Allerdings kann der Zusammenhang zwischen einem gesunden circadianen Rhythmus und der Fruchtbarkeit auch andere Ursachen haben. Melatonin scheint bei Frauen zu gesunden Hormonzyklen beizutragen, die für Empfängnis und Schwangerschaft unerlässlich sind.

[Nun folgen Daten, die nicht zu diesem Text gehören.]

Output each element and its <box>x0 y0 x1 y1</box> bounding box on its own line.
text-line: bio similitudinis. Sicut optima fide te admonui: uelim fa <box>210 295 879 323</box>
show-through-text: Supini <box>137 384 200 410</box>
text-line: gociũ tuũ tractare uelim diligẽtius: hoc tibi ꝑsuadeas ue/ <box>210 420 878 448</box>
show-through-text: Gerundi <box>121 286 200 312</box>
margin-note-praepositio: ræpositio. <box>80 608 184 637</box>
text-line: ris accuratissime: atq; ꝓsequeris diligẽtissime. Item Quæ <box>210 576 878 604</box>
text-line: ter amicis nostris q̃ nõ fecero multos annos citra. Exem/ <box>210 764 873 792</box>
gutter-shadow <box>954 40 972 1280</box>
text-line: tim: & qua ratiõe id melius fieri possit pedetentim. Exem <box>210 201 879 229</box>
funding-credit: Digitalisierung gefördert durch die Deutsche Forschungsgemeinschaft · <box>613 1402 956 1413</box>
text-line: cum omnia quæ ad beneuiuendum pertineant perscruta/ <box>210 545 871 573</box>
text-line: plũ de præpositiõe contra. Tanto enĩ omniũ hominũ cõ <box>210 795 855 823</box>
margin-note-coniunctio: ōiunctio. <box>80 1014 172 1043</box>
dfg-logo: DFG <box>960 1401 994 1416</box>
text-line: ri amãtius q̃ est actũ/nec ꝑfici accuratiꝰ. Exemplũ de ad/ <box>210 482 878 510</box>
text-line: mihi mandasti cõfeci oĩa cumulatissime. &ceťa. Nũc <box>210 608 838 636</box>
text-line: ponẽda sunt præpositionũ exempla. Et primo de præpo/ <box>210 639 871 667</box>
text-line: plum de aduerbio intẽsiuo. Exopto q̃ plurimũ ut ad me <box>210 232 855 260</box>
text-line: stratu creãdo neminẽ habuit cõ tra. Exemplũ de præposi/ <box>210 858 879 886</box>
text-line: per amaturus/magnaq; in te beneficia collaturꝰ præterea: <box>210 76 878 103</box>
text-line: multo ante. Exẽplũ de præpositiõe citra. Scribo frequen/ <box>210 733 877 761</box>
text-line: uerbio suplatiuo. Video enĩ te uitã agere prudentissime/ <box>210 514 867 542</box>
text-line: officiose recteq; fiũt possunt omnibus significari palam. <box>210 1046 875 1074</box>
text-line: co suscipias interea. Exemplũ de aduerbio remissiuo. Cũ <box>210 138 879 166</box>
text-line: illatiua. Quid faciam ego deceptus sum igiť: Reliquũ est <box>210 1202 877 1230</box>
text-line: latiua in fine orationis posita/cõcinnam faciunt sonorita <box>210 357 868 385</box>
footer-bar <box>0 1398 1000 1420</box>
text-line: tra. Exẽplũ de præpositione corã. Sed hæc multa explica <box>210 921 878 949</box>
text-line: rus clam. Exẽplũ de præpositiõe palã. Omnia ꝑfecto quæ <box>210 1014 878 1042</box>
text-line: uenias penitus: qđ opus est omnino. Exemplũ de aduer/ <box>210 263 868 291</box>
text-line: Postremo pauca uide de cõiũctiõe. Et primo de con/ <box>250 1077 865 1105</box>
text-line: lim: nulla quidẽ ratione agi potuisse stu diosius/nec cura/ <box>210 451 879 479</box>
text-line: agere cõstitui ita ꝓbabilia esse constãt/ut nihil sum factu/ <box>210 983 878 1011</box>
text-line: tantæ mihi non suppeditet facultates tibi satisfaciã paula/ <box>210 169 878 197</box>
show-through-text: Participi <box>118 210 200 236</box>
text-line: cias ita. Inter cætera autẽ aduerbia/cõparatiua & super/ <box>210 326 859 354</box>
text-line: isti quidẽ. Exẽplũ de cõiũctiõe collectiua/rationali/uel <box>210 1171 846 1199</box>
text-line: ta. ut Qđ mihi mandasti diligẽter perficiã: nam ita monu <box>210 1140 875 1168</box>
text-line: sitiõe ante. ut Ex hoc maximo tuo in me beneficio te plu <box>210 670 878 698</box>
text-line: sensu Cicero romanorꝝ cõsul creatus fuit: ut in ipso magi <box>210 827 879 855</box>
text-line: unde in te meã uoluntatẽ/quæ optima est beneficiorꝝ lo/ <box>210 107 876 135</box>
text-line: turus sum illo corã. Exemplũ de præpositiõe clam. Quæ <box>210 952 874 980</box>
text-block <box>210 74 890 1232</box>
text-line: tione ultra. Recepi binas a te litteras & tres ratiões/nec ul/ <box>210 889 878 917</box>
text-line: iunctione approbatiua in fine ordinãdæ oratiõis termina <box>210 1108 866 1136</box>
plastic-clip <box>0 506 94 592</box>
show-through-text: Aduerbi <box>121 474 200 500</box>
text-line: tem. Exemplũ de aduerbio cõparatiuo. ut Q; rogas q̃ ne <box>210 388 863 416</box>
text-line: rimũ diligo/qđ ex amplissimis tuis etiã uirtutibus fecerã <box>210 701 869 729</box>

Darüber hinaus können Menschen mit unregelmäßigem Melatoningehalt auch andere gesundheitliche Risikofaktoren wie Fettleibigkeit oder Diabetes Typ 2 haben, da beides mit einem niedrigen Melatoninspiegel in Verbindung gebracht wurde.
Es scheint definitiv eine Verbindung zwischen Melatonin und Fruchtbarkeitsraten zu geben; ein Zusammenhang, der immer wichtiger werden könnte, da die Unfruchtbarkeitsraten weltweit steigen. Obwohl die Kausalität in Frage gestellt bleibt, können Menschen dennoch feststellen, dass sie fruchtbarer sind, wenn sie einen gesunden Lebensstil führen und viel Schlaf und einen gut regulierten circadianen Rhythmus aufweisen.